Teamwork throughout Giant Eagle stores 18 months ago was key to the media coordination that accompanied the launch of a new marketing campaign and tag line -- "Make Every Day Taste Better." The in-store program included window signs, shelf talkers, signage, messages on receipts, PA announcements, and employee buttons and T-shirts. Outside the store, there were billboards as well as TV, radio and newspaper coverage. Elements of the eight-week introductory campaign carried over throughout the year.
The purpose was "to maximize the overall communication so that you get a one-plus-one-equals-three result," said Srigley.

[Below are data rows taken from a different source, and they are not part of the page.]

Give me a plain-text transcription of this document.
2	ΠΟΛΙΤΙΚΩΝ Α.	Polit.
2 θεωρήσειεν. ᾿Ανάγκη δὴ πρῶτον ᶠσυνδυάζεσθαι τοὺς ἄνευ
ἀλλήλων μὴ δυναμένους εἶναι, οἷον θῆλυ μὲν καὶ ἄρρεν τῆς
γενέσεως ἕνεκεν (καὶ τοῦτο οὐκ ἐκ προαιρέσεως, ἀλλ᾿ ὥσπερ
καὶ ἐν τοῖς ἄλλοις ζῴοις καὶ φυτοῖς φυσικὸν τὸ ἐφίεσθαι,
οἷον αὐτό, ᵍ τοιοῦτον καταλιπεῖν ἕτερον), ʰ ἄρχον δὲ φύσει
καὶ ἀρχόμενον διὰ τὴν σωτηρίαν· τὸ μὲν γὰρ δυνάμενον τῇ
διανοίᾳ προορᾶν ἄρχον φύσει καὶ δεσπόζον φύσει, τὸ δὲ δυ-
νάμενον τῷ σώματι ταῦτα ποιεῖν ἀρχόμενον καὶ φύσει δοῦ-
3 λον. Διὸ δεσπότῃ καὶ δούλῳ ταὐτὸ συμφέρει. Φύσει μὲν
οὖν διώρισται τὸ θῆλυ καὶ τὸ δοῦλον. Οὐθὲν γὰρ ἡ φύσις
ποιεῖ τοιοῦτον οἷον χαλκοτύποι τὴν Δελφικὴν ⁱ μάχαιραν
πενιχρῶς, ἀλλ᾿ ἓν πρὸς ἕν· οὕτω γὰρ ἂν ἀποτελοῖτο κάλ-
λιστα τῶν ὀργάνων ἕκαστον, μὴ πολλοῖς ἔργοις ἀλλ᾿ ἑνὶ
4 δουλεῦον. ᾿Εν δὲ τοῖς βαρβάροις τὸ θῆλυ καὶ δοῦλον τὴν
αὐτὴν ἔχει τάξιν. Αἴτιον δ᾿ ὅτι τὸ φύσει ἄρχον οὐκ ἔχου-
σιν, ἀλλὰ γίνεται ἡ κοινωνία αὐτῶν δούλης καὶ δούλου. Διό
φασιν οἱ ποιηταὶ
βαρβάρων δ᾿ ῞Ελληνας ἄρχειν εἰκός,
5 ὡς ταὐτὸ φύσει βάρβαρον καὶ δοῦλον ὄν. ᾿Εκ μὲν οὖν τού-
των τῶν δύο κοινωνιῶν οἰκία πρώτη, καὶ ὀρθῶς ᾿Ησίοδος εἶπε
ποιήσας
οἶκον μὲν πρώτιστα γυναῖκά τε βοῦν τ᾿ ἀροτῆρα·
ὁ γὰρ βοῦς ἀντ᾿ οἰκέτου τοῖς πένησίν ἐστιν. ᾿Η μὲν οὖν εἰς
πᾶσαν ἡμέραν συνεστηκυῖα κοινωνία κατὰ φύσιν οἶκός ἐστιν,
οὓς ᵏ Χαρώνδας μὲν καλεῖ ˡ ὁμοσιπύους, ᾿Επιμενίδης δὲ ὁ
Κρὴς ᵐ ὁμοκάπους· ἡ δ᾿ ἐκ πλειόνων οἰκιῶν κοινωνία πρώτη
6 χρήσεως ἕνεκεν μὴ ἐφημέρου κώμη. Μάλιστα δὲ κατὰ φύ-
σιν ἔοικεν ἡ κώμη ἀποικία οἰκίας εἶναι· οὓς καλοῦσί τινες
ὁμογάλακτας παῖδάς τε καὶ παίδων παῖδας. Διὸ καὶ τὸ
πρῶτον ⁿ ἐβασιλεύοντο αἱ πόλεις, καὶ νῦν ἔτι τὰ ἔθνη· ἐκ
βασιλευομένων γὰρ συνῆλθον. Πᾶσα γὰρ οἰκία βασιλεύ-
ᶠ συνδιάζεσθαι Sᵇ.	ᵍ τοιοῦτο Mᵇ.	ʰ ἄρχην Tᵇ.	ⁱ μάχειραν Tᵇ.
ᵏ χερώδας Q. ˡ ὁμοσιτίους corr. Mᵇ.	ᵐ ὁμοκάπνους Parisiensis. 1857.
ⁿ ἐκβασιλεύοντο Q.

Meanwhile, the goal at Caputo's Fresh Markets, Addison, Ill., is to provide "a unique and complete shopping experience," according to Robertino Presta, vice president.

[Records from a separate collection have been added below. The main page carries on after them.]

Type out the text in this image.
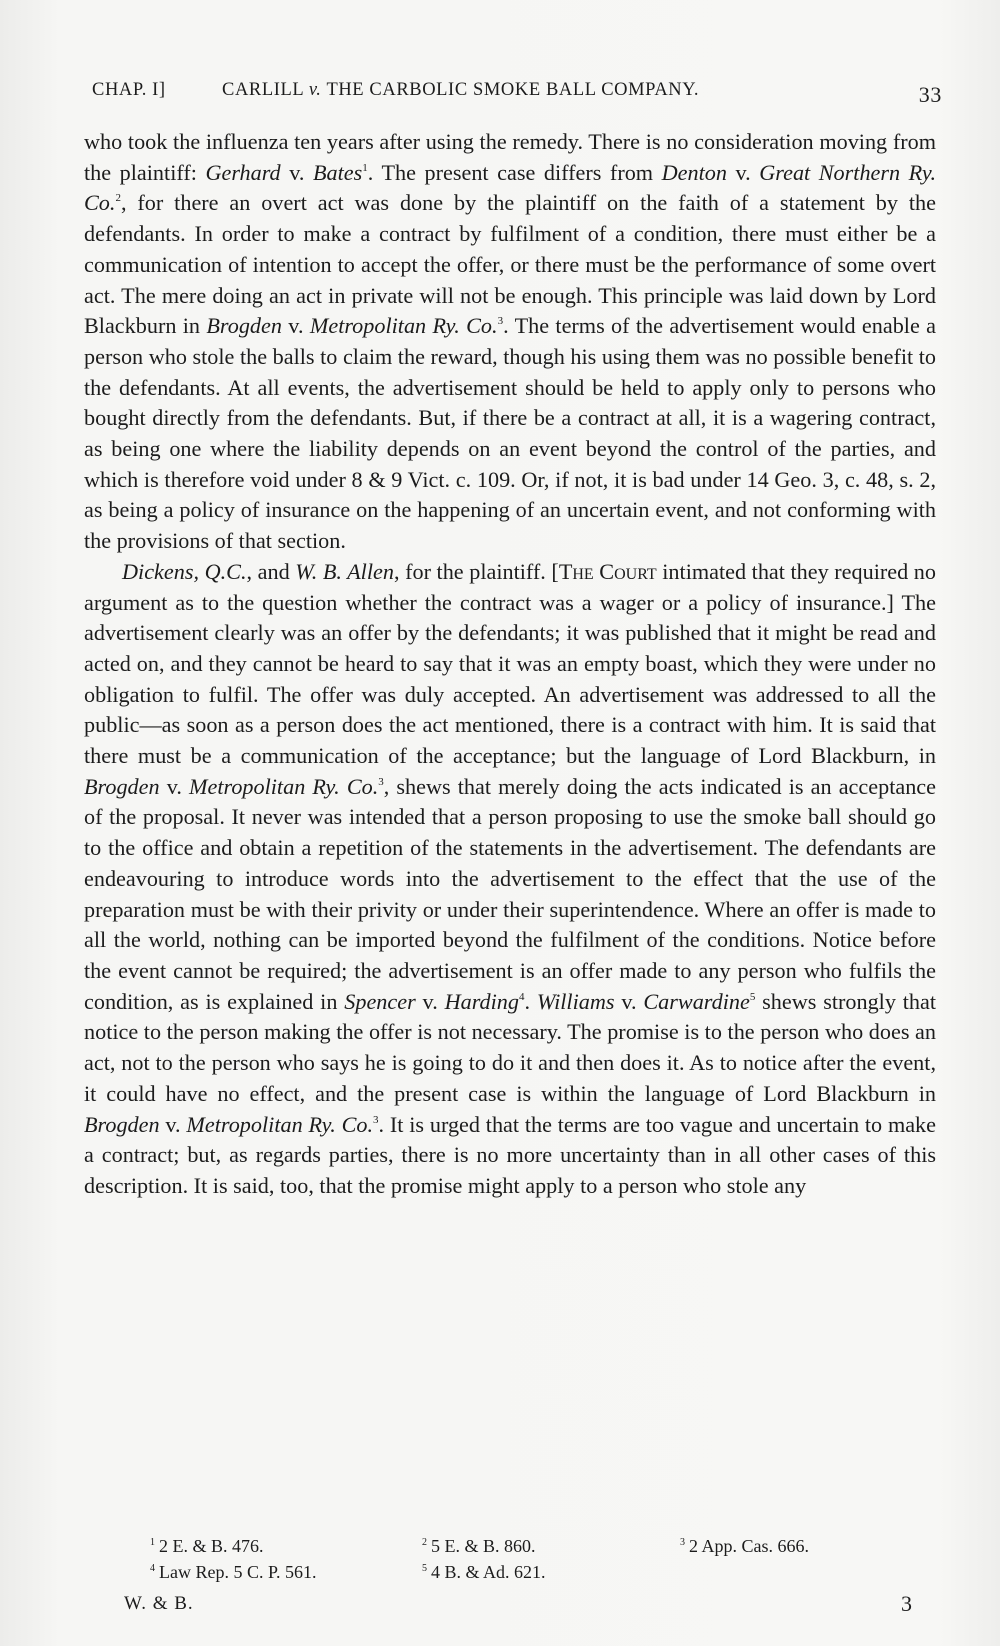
CHAP. I]	CARLILL v. THE CARBOLIC SMOKE BALL COMPANY.	33

who took the influenza ten years after using the remedy. There is no consideration moving from the plaintiff: Gerhard v. Bates$^1$. The present case differs from Denton v. Great Northern Ry. Co.$^2$, for there an overt act was done by the plaintiff on the faith of a statement by the defendants. In order to make a contract by fulfilment of a condition, there must either be a communication of intention to accept the offer, or there must be the performance of some overt act. The mere doing an act in private will not be enough. This principle was laid down by Lord Blackburn in Brogden v. Metropolitan Ry. Co.$^3$. The terms of the advertisement would enable a person who stole the balls to claim the reward, though his using them was no possible benefit to the defendants. At all events, the advertisement should be held to apply only to persons who bought directly from the defendants. But, if there be a contract at all, it is a wagering contract, as being one where the liability depends on an event beyond the control of the parties, and which is therefore void under 8 & 9 Vict. c. 109. Or, if not, it is bad under 14 Geo. 3, c. 48, s. 2, as being a policy of insurance on the happening of an uncertain event, and not conforming with the provisions of that section.

Dickens, Q.C., and W. B. Allen, for the plaintiff. [The Court intimated that they required no argument as to the question whether the contract was a wager or a policy of insurance.] The advertisement clearly was an offer by the defendants; it was published that it might be read and acted on, and they cannot be heard to say that it was an empty boast, which they were under no obligation to fulfil. The offer was duly accepted. An advertisement was addressed to all the public—as soon as a person does the act mentioned, there is a contract with him. It is said that there must be a communication of the acceptance; but the language of Lord Blackburn, in Brogden v. Metropolitan Ry. Co.$^3$, shews that merely doing the acts indicated is an acceptance of the proposal. It never was intended that a person proposing to use the smoke ball should go to the office and obtain a repetition of the statements in the advertisement. The defendants are endeavouring to introduce words into the advertisement to the effect that the use of the preparation must be with their privity or under their superintendence. Where an offer is made to all the world, nothing can be imported beyond the fulfilment of the conditions. Notice before the event cannot be required; the advertisement is an offer made to any person who fulfils the condition, as is explained in Spencer v. Harding$^4$. Williams v. Carwardine$^5$ shews strongly that notice to the person making the offer is not necessary. The promise is to the person who does an act, not to the person who says he is going to do it and then does it. As to notice after the event, it could have no effect, and the present case is within the language of Lord Blackburn in Brogden v. Metropolitan Ry. Co.$^3$. It is urged that the terms are too vague and uncertain to make a contract; but, as regards parties, there is no more uncertainty than in all other cases of this description. It is said, too, that the promise might apply to a person who stole any

$^1$ 2 E. & B. 476.	$^2$ 5 E. & B. 860.	$^3$ 2 App. Cas. 666.
$^4$ Law Rep. 5 C. P. 561.	$^5$ 4 B. & Ad. 621.
W. & B.	3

The retailer strives to incorporate audio, visual, sampling and product displays to maximize sales opportunities.
Caputo's is currently using a new video system that informs shoppers about weekly specials and new items while they shop. Video monitors installed in the deli and butcher shop communicate with shoppers while they are being serviced. In addition, there is one monitor at each checkout lane so customers can see "commercials" while they wait on line.

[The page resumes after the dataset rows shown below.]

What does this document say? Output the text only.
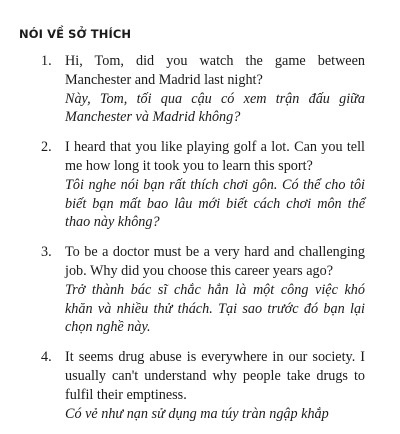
NÓI VỀ SỞ THÍCH
1. Hi, Tom, did you watch the game between Manchester and Madrid last night?

Này, Tom, tối qua cậu có xem trận đấu giữa Manchester và Madrid không?

2. I heard that you like playing golf a lot. Can you tell me how long it took you to learn this sport?

Tôi nghe nói bạn rất thích chơi gôn. Có thể cho tôi biết bạn mất bao lâu mới biết cách chơi môn thể thao này không?

3. To be a doctor must be a very hard and challenging job. Why did you choose this career years ago?

Trở thành bác sĩ chắc hẳn là một công việc khó khăn và nhiều thử thách. Tại sao trước đó bạn lại chọn nghề này.

4. It seems drug abuse is everywhere in our society. I usually can't understand why people take drugs to fulfil their emptiness.

Có vẻ như nạn sử dụng ma túy tràn ngập khắp
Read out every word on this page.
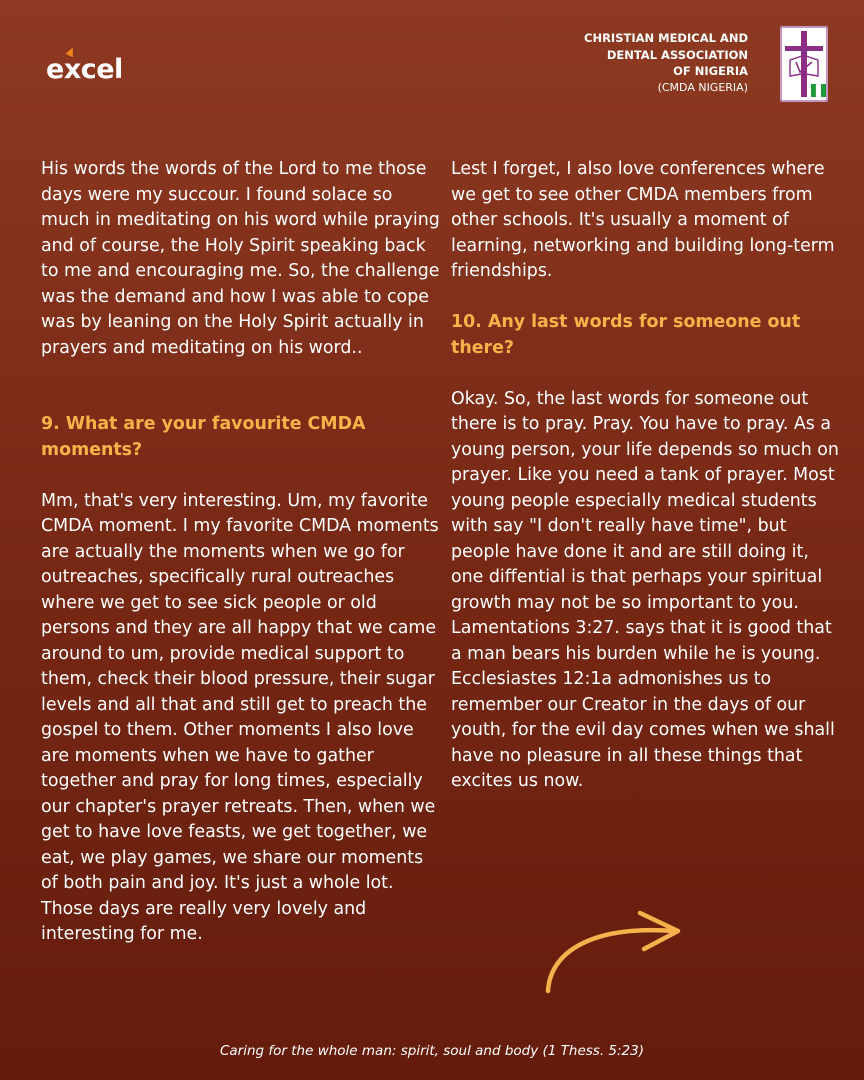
e
xcel
CHRISTIAN MEDICAL AND
DENTAL ASSOCIATION
OF NIGERIA
(CMDA NIGERIA)

His words the words of the Lord to me those days were my succour. I found solace so much in meditating on his word while praying and of course, the Holy Spirit speaking back to me and encouraging me. So, the challenge was the demand and how I was able to cope was by leaning on the Holy Spirit actually in prayers and meditating on his word..

9. What are your favourite CMDA moments?

Mm, that's very interesting. Um, my favorite CMDA moment. I my favorite CMDA moments are actually the moments when we go for outreaches, specifically rural outreaches where we get to see sick people or old persons and they are all happy that we came around to um, provide medical support to them, check their blood pressure, their sugar levels and all that and still get to preach the gospel to them. Other moments I also love are moments when we have to gather together and pray for long times, especially our chapter's prayer retreats. Then, when we get to have love feasts, we get together, we eat, we play games, we share our moments of both pain and joy. It's just a whole lot. Those days are really very lovely and interesting for me.

Lest I forget, I also love conferences where we get to see other CMDA members from other schools. It's usually a moment of learning, networking and building long-term friendships.

10. Any last words for someone out there?

Okay. So, the last words for someone out there is to pray. Pray. You have to pray. As a young person, your life depends so much on prayer. Like you need a tank of prayer. Most young people especially medical students with say "I don't really have time", but people have done it and are still doing it, one diffential is that perhaps your spiritual growth may not be so important to you. Lamentations 3:27. says that it is good that a man bears his burden while he is young. Ecclesiastes 12:1a admonishes us to remember our Creator in the days of our youth, for the evil day comes when we shall have no pleasure in all these things that excites us now.

Caring for the whole man: spirit, soul and body (1 Thess. 5:23)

"This advertising vehicle 'talks' to our customers via color pictures and a scroll bar that denotes the item, sale prices and sale dates," explained Presta. "Our customers have commented that they love our in-store marketing, and our vendors are very happy to partner with us in support of these programs."
While such coordination will call for additional work, retailers agree that it's worth it.
"The obvious payout is increased sales and profits," said Presta.
"The impression that customers receive from well-coordinated presentations is that our stores are easy to shop. We assist our customers in their purchasing decisions and assist them by constantly reinforcing our specials and values that they can take advantage of while shopping in our stores." Srigley of Giant Eagle said the payout is a more powerful and communicative store environment.
"And I mean that from a cleanliness perspective," he hastened to add. "You want to have a place that people feel is open, clean and enjoyable to shop in. Obviously, the more clutter you have, the less you are going to make that impression. You can communicate more effectively with your customers on the things that are truly important during a given season or period of time."
WHAT'S IN STORE FOR THE FUTURE
James Maskulka, associate professor of marketing at Lehigh University in Bethlehem, Pa., believes that managing the physical and information flows needed for the timely deployment of POP media will be changing. He predicts that decision tools and performance metrics used in supply chain management will be applied to in-store media. "Today, most POP programs are managed only from the front end or the execution phase," he explained. "Was the display erected? Did the program generate sales? In the future, a more system-wide thinking will come to dominate the POP function. Was the brand message appropriate for the promotion? Who should erect the display -- the store or the brand employee? Were displays removed in a timely manner?
"Benchmarks for these and other POP performance measures will be established to assess effective performance," he said. "The result will be improved coordination between corporate headquarters, the individual store, and POP designers and suppliers. Systemwide service quality standards will be disseminated and continuously monitored, resulting in improved POP communications performance."